Wenn Serbien diesen Vorschlag ablehnt, könnte die Trennung Serbiens von der internationalen Gemeinschaft und die Bildung von Groß-Albanien leicht passieren, für die sie weit verbreitet arbeitet. Europa braucht keine oder die andere. Wir alle wissen aus Erfahrung, dass der eigentliche Vorschlag immer besser war als der nächste. Wir erinnern uns auch daran, dass die andere Seite, in Bezug auf die serbische Seite, manchmal unfreundliche Bedingungen akzeptierte, nur weil er wusste, dass Belgrad das nicht akzeptieren würde. Es ist Zeit, ernsthaft und diskret zu halten und zu denken.

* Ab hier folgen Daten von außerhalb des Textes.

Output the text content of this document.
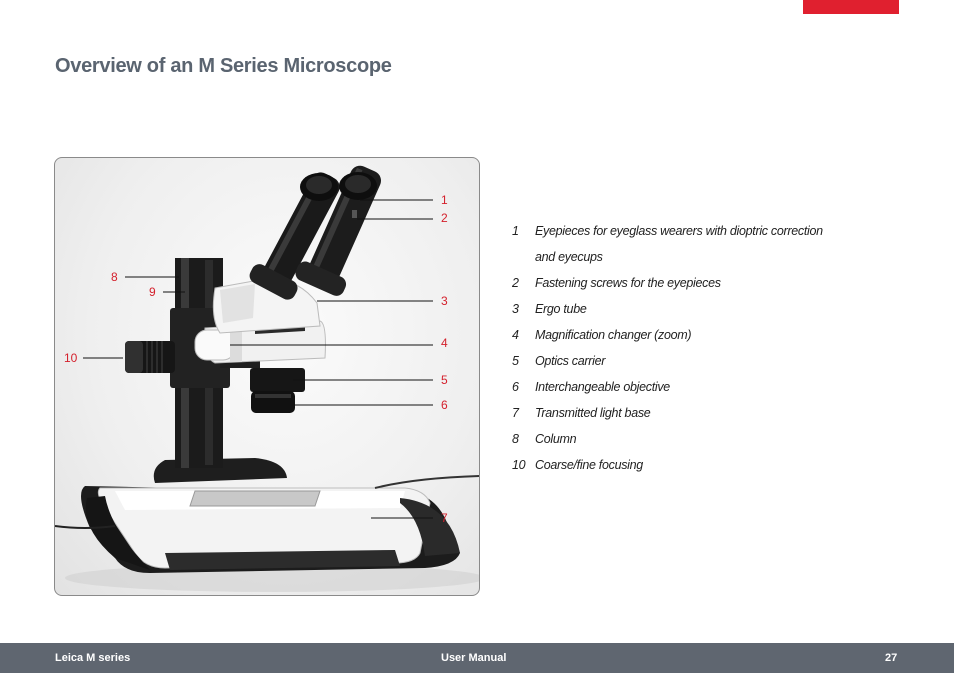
Overview of an M Series Microscope
1
2
3
4
5
6
7
8
9
10
1	Eyepieces for eyeglass wearers with dioptric correction and eyecups
2	Fastening screws for the eyepieces
3	Ergo tube
4	Magnification changer (zoom)
5	Optics carrier
6	Interchangeable objective
7	Transmitted light base
8	Column
10 Coarse/fine focusing
Leica M series	User Manual	27
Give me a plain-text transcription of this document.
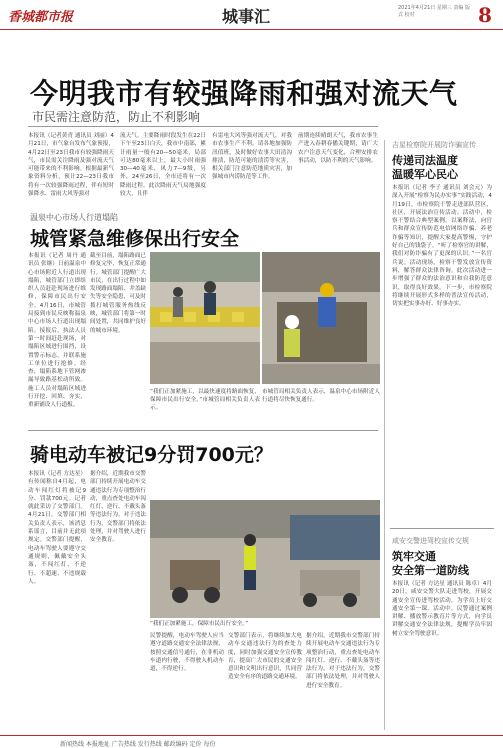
香城都市报	城事汇	2021年4月21日 星期三 责编 版式 校对	8
今明我市有较强降雨和强对流天气
市民需注意防范，防止不利影响
本报讯（记者黄青 通讯员 刘丽）4月21日，市气象台发布气象预报，4月22日至23日我市有较强降雨天气，市民需关注降雨及强对流天气可能带来的不利影响。根据最新气象资料分析，预计22—23日我市将有一次较强降雨过程，伴有短时强降水、雷雨大风等强对
流天气。主要降雨时段发生在22日下午至23日白天，我市中南部，累计雨量一般有20—50毫米，局部可达80毫米以上，最大小时雨强30—40毫米，风力7—9级，另外，24至26日，全市还将有一次降雨过程。此次降雨天气局地强度较大，且伴
有雷电大风等强对流天气，对我市农事生产不利。请各地加强防汛值班，及时做好农事大田清沟排渍，防范可能的渍涝等灾害，相关部门注意防范地质灾害，加强城市内涝防范等工作。
前期连续晴朗天气，我市农事生产进入春耕春播关键期，请广大农户注意天气变化，合理安排农事活动，以防不利的天气影响。
温泉中心市场人行道塌陷
城管紧急维修保出行安全
本报讯（记者 周丹 通讯员 张继）日前温泉中心市场附近人行道出现塌陷，城管部门立即组织人员赶赴现场进行维修，保障市民出行安全。4月16日，市城管局接到市民反映称温泉中心市场人行道出现塌陷。接报后，执法人员第一时间赶赴现场，对塌陷区域进行围挡，设置警示标志，并联系施工单位进行抢修。经查，塌陷系地下管网渗漏导致路基松动所致。施工人员对塌陷区域进行开挖、回填、夯实，重新铺设人行道板。
截至目前，塌陷路面已修复完毕，恢复正常通行。城管部门提醒广大市民，在出行过程中如发现路面塌陷、井盖缺失等安全隐患，可及时拨打城管服务热线反映，城管部门将第一时间处置，共同维护良好的城市环境。
“我们正加紧施工，以最快速度将路面恢复，保障市民出行安全。”市城管局相关负责人表示。
市城管局相关负责人表示，温泉中心市场附近人行道将尽快恢复通行。
骑电动车被记9分罚700元？
本报讯（记者 方达星）有传闻称自4月起，电动车闯红灯将被记9分、罚款700元。记者就此采访了交警部门。4月21日，交警部门相关负责人表示，该消息系谣言，目前并无此项规定。交警部门提醒，电动车驾驶人要遵守交通规则，佩戴安全头盔，不闯红灯、不逆行、不超速、不违规载人。
据介绍，近期我市交警部门持续开展电动车交通违法行为专项整治行动，重点查处电动车闯红灯、逆行、不戴头盔等违法行为。对于违法行为，交警部门将依法处理，并对驾驶人进行安全教育。
“我们正加紧施工，保障市民出行安全。”
民警提醒，电动车驾驶人应当遵守道路交通安全法律法规，按照交通信号通行，在非机动车道内行驶，不得驶入机动车道，不得逆行。
交警部门表示，将继续加大电动车交通违法行为的查处力度，同时加强交通安全宣传教育，提高广大市民的交通安全意识和文明出行意识，共同营造安全有序的道路交通环境。
据介绍，近期我市交警部门持续开展电动车交通违法行为专项整治行动，重点查处电动车闯红灯、逆行、不戴头盔等违法行为。对于违法行为，交警部门将依法处理，并对驾驶人进行安全教育。
吉星检察院开展防诈骗宣传
传递司法温度
温暖军心民心
本报讯（记者 李子 通讯员 刘会元）为深入开展“检察为民办实事”实践活动，4月19日，市检察院干警走进部队营区、社区，开展法治宣传活动。活动中，检察干警结合典型案例，以案释法，向官兵和群众宣传防范电信网络诈骗、养老诈骗等知识，提醒大家提高警惕，守护好自己的钱袋子。“听了检察官的讲解，我们对防诈骗有了更深的认识。”一名官兵说。活动现场，检察干警发放宣传资料，解答群众法律咨询。此次活动进一步增强了群众的法治意识和自我防范意识，取得良好效果。下一步，市检察院将继续开展形式多样的普法宣传活动，切实把实事办好、好事办实。
咸安交警进驾校宣传交规
筑牢交通
安全第一道防线
本报讯（记者 方达星 通讯员 陈卓）4月20日，咸安交警大队走进驾校，开展交通安全宣传进驾校活动，为学员上好交通安全第一课。活动中，民警通过案例讲解、播放警示教育片等方式，向学员讲解交通安全法律法规，提醒学员牢固树立安全驾驶意识。
新闻热线 本报地址 广告热线 发行热线 邮政编码 定价 每份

Serbien wird zunächst kein besseres Angebot erhalten. Diejenigen, die hoffen, dass die Russen die Donau überqueren und die geostrategische und geopolitische Struktur der Welt verändern, sind in einer größeren Illusion als die, in der sie behauptet, dass Serbien heute noch nie in Kosovo präsent ist. Für Serbien, das Kosovo mit Krieg zurückzugewinnen, ist es so sinnlos, dass es nicht wert ist, Worte zu verlieren.
Serbien und Vuciqi sind berechtigt, für das bestmögliche Ergebnis der Verhandlungen zu kämpfen, und dies sollte die heilige Verpflichtung der heutigen Behörden in Belgrad sein. Kein Rückzug jetzt. Es ist an der Zeit, einen Kompromiss zu erreichen und so die Zukunft Serbiens und der albanischen Bevölkerung in Kosovo zu gewährleisten. Dieser Vorschlag bietet es.